Oh boy, this show fits into my favorite category ever, traditional sitcoms with multi-camera set ups and laugh tracks. It’s not so much that a show can’t be good with both of those features (though with a laugh track it’s increasingly difficult) as much as that better shows tend not to make those choices (admittedly without thinking too hard I doubt any of the ten best half hour comedies since Seinfeld have laugh tracks or are multi camera).
Malibu Country, while not nearly as archaic as ABC Friday night partner Last Man Standing (admittedly, that’s a difficult feat to achieve), is still a solid fit with the show as another traditional sitcom trying to wear it’s modernity, getting all up with 2012, on its sleeve, while at the same time missing out on all the sitcom innovations that make even many generic shows in 2012 better than shows 20 or 30 years ago.

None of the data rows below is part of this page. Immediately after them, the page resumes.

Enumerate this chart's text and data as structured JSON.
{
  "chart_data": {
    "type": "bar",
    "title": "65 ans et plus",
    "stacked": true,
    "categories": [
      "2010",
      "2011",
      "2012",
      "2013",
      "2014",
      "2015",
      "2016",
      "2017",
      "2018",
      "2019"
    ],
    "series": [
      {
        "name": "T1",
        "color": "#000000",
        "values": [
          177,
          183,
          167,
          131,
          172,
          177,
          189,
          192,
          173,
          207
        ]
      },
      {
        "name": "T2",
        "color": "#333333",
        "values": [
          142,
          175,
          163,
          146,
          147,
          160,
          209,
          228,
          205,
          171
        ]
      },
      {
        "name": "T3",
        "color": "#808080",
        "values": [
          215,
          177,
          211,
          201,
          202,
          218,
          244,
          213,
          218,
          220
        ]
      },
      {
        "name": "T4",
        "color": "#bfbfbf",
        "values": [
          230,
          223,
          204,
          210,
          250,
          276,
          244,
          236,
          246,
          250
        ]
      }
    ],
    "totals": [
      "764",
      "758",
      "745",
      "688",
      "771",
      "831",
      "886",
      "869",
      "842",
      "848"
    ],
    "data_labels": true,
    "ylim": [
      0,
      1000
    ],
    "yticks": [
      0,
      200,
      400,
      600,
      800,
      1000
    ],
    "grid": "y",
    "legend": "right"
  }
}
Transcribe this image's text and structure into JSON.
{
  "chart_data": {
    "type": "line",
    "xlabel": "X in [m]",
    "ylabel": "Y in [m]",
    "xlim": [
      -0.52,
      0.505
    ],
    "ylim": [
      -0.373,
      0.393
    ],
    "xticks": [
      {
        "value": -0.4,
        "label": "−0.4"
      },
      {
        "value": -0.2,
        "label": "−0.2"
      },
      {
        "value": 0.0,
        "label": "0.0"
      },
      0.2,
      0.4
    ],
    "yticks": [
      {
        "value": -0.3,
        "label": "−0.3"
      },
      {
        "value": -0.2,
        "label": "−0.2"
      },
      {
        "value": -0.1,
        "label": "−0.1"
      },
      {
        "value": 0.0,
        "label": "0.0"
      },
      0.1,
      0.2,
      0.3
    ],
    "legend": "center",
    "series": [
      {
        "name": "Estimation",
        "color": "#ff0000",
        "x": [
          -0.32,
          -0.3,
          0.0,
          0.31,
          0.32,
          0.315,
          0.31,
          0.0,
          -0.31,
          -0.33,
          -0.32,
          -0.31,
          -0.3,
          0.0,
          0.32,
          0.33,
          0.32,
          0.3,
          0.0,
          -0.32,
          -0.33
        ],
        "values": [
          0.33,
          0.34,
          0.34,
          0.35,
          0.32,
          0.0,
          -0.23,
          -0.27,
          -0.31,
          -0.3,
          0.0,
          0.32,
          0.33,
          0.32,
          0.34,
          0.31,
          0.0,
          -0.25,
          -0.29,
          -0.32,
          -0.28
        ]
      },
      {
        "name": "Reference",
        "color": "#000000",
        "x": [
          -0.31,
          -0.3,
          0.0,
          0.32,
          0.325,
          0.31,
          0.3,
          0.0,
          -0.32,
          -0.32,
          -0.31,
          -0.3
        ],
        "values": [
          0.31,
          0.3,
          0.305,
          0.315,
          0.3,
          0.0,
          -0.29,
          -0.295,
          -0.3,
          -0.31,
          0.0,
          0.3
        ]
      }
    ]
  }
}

Malibu Country starts by trying to assert its “modern” direction when Reba (I don’t remember what her non-McEntire last name is, we’ll suffice to call her Reba) leaves her cheating country music star husband after calling him out at a press conference where she was supposed to stand by him. Thus, now she’s on her own, a single parent with two southern kids and her wise and wisecracking mom (played by Lily Tomlin – man Lily Tomlin is old, to be playing Reba’s mom) and they’re all off to SoCal from Tennessee (Malibu because her husband apparently had a love shack there that she’s getting in the separation).
While you can take the family out of Tennessee, you can’t take the Tennessee out of the family it seems, and Reba feels like a fish out of water is the fast-moving plastic-surgery-filled world of Southern California. Reba’s vapid neighbor, played by TV-shows-no-one- watches-veteran Sarah Rue (Popular, Less Than Perfect), represents everything that makes Reba uncomfortable, chilling with a glass of white wine while telling Reba not to freak out that she just walked in on her teenage daughter making out with Rue’s stepson. This is new school, Hollywood-style parenting where Rue’s step-son even calls her by her first name!
Her mom, Tomlin’s character, of course, is allowed to be rude and lewd, a privilege accorded senior citizens, and Tomlin takes it further by purchasing some pot lollipops, which Reba reminds her, ain’t legal back in Tennessee.
Reba hopes to finally resume her country career which she put aside a couple decades ago to raise her family. When trying to milk a contact using her husband’s connections, she’s told by Jai Rodriguez’s sassy gay assistant that unless she writes songs, she’s not making it in today’s music world, as she’s no longer young and sexy. I’d like to note here that Jai Rodriguez’s character has an extremely irritating accent, irritating accents are always obvious bad show warning signs for me (see: half the characters on 2 Broke Girls).
The heartwarming moment occurs at the end of the episode, when Reba, about to despair, gets some wisdom from her mom. Lily Tomlin’s husband cheated on her too, and Tomlin regrets that she never left him. Reba works twice as hard on her music, comes to Jai Rodriguez’s office with a new demo, and refuses to leave until it’s listened to. Boom, she has a record deal and a song on the radio by the end of just one episode, and it looks like life in sunny SoCal ain’t so bad after all.
This sitcom isn’t written for me, I know that, but it still rubs me the wrong way. Besides being simplistic and retrograde, it just wasn’t funny. I couldn’t believe how many lines there were which got large laugh track receptions and I couldn’t even understand what the genesis of the joke was. At one point during the episode, Reba’s son, Cash, an idiot who coasts by on his looks and knows it, says “Finally you’re back” to his mom when she returns. In response, she says, “Good to see you too,” and THE LAUGH TRACK GOES WILD. Seriously, if we can’t get rid of it, can we set minimum standards for laugh lines?
It’s time to move on from this, comedy-wise. A bunch of Southerners moving to California who don’t understand their newfound California lifestyle just doesn’t cut it anymore as a premise. You have to work a little harder to get laughs nowadays, and that’s a good thing. Of course, I watched the whole episode, but it’s easy to tell within two minutes that this is a show that I won’t like and that no one I know will like. It’s so uninspired; I have a hard time thinking a writer pens this material and reads it back to himself and thinks it’s funny.
Also, while Reba, her son, and her mom all have southern accents, the daughter does not. Odd.
Will I watch it again? Nope. Besides, if I want to watch episodes of a single parent family bringing their kids from Tennessee to California, I can always watch old Hannah Montana episodes.